Why is this scene in moving to so many who know this book? Perhaps because we are wild, like the fox, and lonely, like the little prince. We, too, want to be tamed, by One who is truly greater, truly noble, truly free. We want to be tamed because we there is something in our collective human memory that recalls that, though we may now be wild, in the beginning it was not so (cf. Mt:19:8, Gen 2). There was a time when we, as Adam/Mankind, did not think of words as “the source of misunderstandings,” because we sought our life in the Word that spoke, and it was created (Ps 33:9). We yearn to be tamed because, like a lost pet, we have some vague memory of a time when we were not wild.

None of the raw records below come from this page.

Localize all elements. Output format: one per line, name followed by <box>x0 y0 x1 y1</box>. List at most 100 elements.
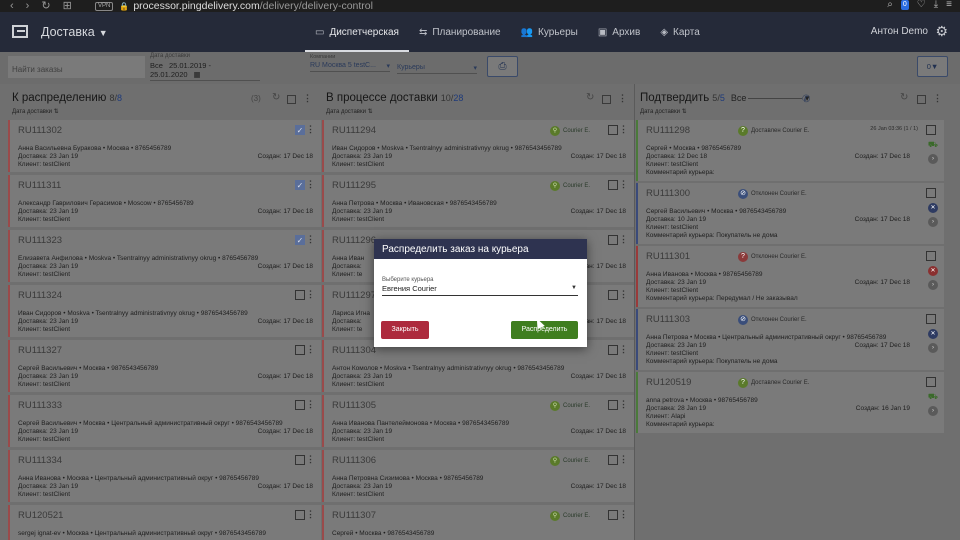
user-name[interactable]: Антон Demo <box>871 26 928 37</box>
gear-icon[interactable]: ⚙ <box>935 23 948 40</box>
order-checkbox[interactable] <box>295 455 305 465</box>
order-card[interactable]: RU111306 Анна Петровна Сизимова • Москва … <box>322 450 634 502</box>
order-checkbox[interactable] <box>608 290 618 300</box>
chevron-right-icon[interactable]: › <box>928 280 938 290</box>
print-button[interactable]: ⎙ <box>487 56 518 77</box>
order-checkbox[interactable] <box>608 125 618 135</box>
order-card[interactable]: RU111300 ⊘ Отклонен Courier E. Сергей Васил… <box>636 183 944 244</box>
more-icon[interactable]: ⋮ <box>618 93 627 104</box>
forward-icon[interactable]: › <box>26 1 30 12</box>
more-icon[interactable]: ⋮ <box>619 454 628 465</box>
refresh-icon[interactable]: ↻ <box>900 92 908 103</box>
order-card[interactable]: RU111324 Иван Сидоров • Moskva • Tsentral… <box>8 285 321 337</box>
tab-2[interactable]: ⇆ Планирование <box>409 12 511 52</box>
courier-select[interactable]: Евгения Courier ▼ <box>382 284 578 296</box>
filter-button[interactable]: 0▼ <box>917 56 948 77</box>
sort-label[interactable]: Дата доставки ⇅ <box>322 106 634 118</box>
app-switcher[interactable]: Доставка ▼ <box>41 25 108 39</box>
reload-icon[interactable]: ↻ <box>41 1 50 12</box>
order-card[interactable]: RU111305 Анна Иванова Пантелеймонова • Мо… <box>322 395 634 447</box>
grid-icon[interactable]: ⊞ <box>63 1 72 12</box>
order-checkbox[interactable] <box>608 510 618 520</box>
order-card[interactable]: RU111311 Александр Гаврилович Герасимов •… <box>8 175 321 227</box>
close-button[interactable]: Закрыть <box>381 321 429 339</box>
truck-icon[interactable]: ⛟ <box>928 392 938 402</box>
sort-label[interactable]: Дата доставки ⇅ <box>636 106 952 118</box>
more-icon[interactable]: ⋮ <box>933 93 942 104</box>
more-icon[interactable]: ⋮ <box>306 399 315 410</box>
more-icon[interactable]: ⋮ <box>619 399 628 410</box>
order-card[interactable]: RU120519? Доставлен Courier E. anna petrov… <box>636 372 944 433</box>
assign-button[interactable]: Распределить <box>511 321 578 339</box>
search-icon[interactable]: ⌕ <box>887 0 893 10</box>
order-card[interactable]: RU111304 Антон Комолов • Moskva • Tsentra… <box>322 340 634 392</box>
reject-icon[interactable]: ✕ <box>928 329 938 339</box>
order-card[interactable]: RU111333 Сергей Васильевич • Москва • Цен… <box>8 395 321 447</box>
vpn-badge[interactable]: VPN <box>95 1 114 11</box>
sort-label[interactable]: Дата доставки ⇅ <box>8 106 321 118</box>
chevron-right-icon[interactable]: › <box>928 217 938 227</box>
chevron-right-icon[interactable]: › <box>928 154 938 164</box>
more-icon[interactable]: ⋮ <box>306 344 315 355</box>
order-checkbox[interactable] <box>926 125 936 135</box>
order-checkbox[interactable] <box>926 314 936 324</box>
order-card[interactable]: RU111303 ⊘ Отклонен Courier E. Анна Петрова… <box>636 309 944 370</box>
select-all-checkbox[interactable] <box>917 95 926 104</box>
select-all-checkbox[interactable] <box>602 95 611 104</box>
more-icon[interactable]: ⋮ <box>619 179 628 190</box>
order-checkbox[interactable]: ✓ <box>295 125 305 135</box>
tab-3[interactable]: 👥 Курьеры <box>511 12 588 52</box>
order-checkbox[interactable] <box>608 180 618 190</box>
date-filter[interactable]: Дата доставки Все 25.01.2019 - 25.01.2020… <box>150 53 260 81</box>
more-icon[interactable]: ⋮ <box>619 234 628 245</box>
order-card[interactable]: RU111327 Сергей Васильевич • Москва • 987… <box>8 340 321 392</box>
couriers-select[interactable]: Курьеры ▾ <box>397 62 477 76</box>
menu-icon[interactable]: ≡ <box>946 0 952 10</box>
phone-icon[interactable]: ✆ <box>802 94 810 105</box>
download-icon[interactable]: ⤓ <box>934 0 938 10</box>
search-input[interactable]: Найти заказы <box>8 56 145 78</box>
order-checkbox[interactable] <box>295 400 305 410</box>
order-card[interactable]: RU111302 Анна Васильевна Буракова • Москв… <box>8 120 321 172</box>
tab-5[interactable]: ◈ Карта <box>650 12 709 52</box>
reject-icon[interactable]: ✕ <box>928 266 938 276</box>
order-checkbox[interactable] <box>608 400 618 410</box>
reject-icon[interactable]: ✕ <box>928 203 938 213</box>
order-checkbox[interactable] <box>926 377 936 387</box>
more-icon[interactable]: ⋮ <box>303 93 312 104</box>
address-bar[interactable]: processor.pingdelivery.com/delivery/deli… <box>133 1 373 12</box>
more-icon[interactable]: ⋮ <box>306 289 315 300</box>
order-card[interactable]: RU111298? Доставлен Courier E. 26 Jan 03:3… <box>636 120 944 181</box>
tab-1[interactable]: ▭ Диспетчерская <box>305 12 409 52</box>
more-icon[interactable]: ⋮ <box>619 509 628 520</box>
truck-icon[interactable]: ⛟ <box>928 140 938 150</box>
status-dropdown[interactable]: Все ▾ <box>731 93 810 103</box>
more-icon[interactable]: ⋮ <box>619 124 628 135</box>
order-checkbox[interactable]: ✓ <box>295 180 305 190</box>
heart-icon[interactable]: ♡ <box>917 0 926 10</box>
tab-4[interactable]: ▣ Архив <box>588 12 650 52</box>
order-checkbox[interactable] <box>926 251 936 261</box>
order-checkbox[interactable] <box>608 345 618 355</box>
order-checkbox[interactable] <box>295 290 305 300</box>
select-all-checkbox[interactable] <box>287 95 296 104</box>
more-icon[interactable]: ⋮ <box>306 179 315 190</box>
more-icon[interactable]: ⋮ <box>619 289 628 300</box>
companies-select[interactable]: Компании RU Москва 5 testC... ▾ <box>310 54 390 76</box>
order-checkbox[interactable] <box>926 188 936 198</box>
more-icon[interactable]: ⋮ <box>306 509 315 520</box>
chevron-right-icon[interactable]: › <box>928 343 938 353</box>
order-card[interactable]: RU111301? Отклонен Courier E. Анна Иванова… <box>636 246 944 307</box>
more-icon[interactable]: ⋮ <box>306 454 315 465</box>
refresh-icon[interactable]: ↻ <box>586 92 594 103</box>
calendar-icon[interactable]: ▦ <box>194 70 201 79</box>
back-icon[interactable]: ‹ <box>10 1 14 12</box>
order-checkbox[interactable] <box>608 455 618 465</box>
more-icon[interactable]: ⋮ <box>306 234 315 245</box>
order-checkbox[interactable] <box>295 345 305 355</box>
order-checkbox[interactable]: ✓ <box>295 235 305 245</box>
chevron-right-icon[interactable]: › <box>928 406 938 416</box>
more-icon[interactable]: ⋮ <box>306 124 315 135</box>
order-card[interactable]: RU111307 Сергей • Москва • 9876543456789 ⚲… <box>322 505 634 540</box>
order-card[interactable]: RU111323 Елизавета Анфилова • Moskva • Ts… <box>8 230 321 282</box>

We are not mere pets, though, but God’s image and likeness (Gen 1:26ff). But this only makes our alienation more tragic. “Lord, make us turn to you; let us see your face and we shall be saved.” What an interesting petition: “make us turn to you.” It is as if we want to turn to the Lord, but also don’t want to, as if there is a war within us. And yet, deep down, what we really want is to be cornered by the Lord, to be overpowered by him, so that we cannot help but turn, because we know that that turning to see that face would be our true life, our true fulfillment, our true joy. God does not want things from us: “sacrifice and offering you did not desire,” skittishly offered by creatures looking to appease a distant God, before scurrying off into the darkness. No. God isn’t interested in a relationship-by-skirmish. God comes to us, he lets us see his face so as to “tame us” as it were, and to show us the way back to him. “A body you prepared for me,” Jesus says gratefully to the Father, revealing the way back to the One who loves us and wishes us to be “tamed” so as to be like Him: “behold, I come to do your will.”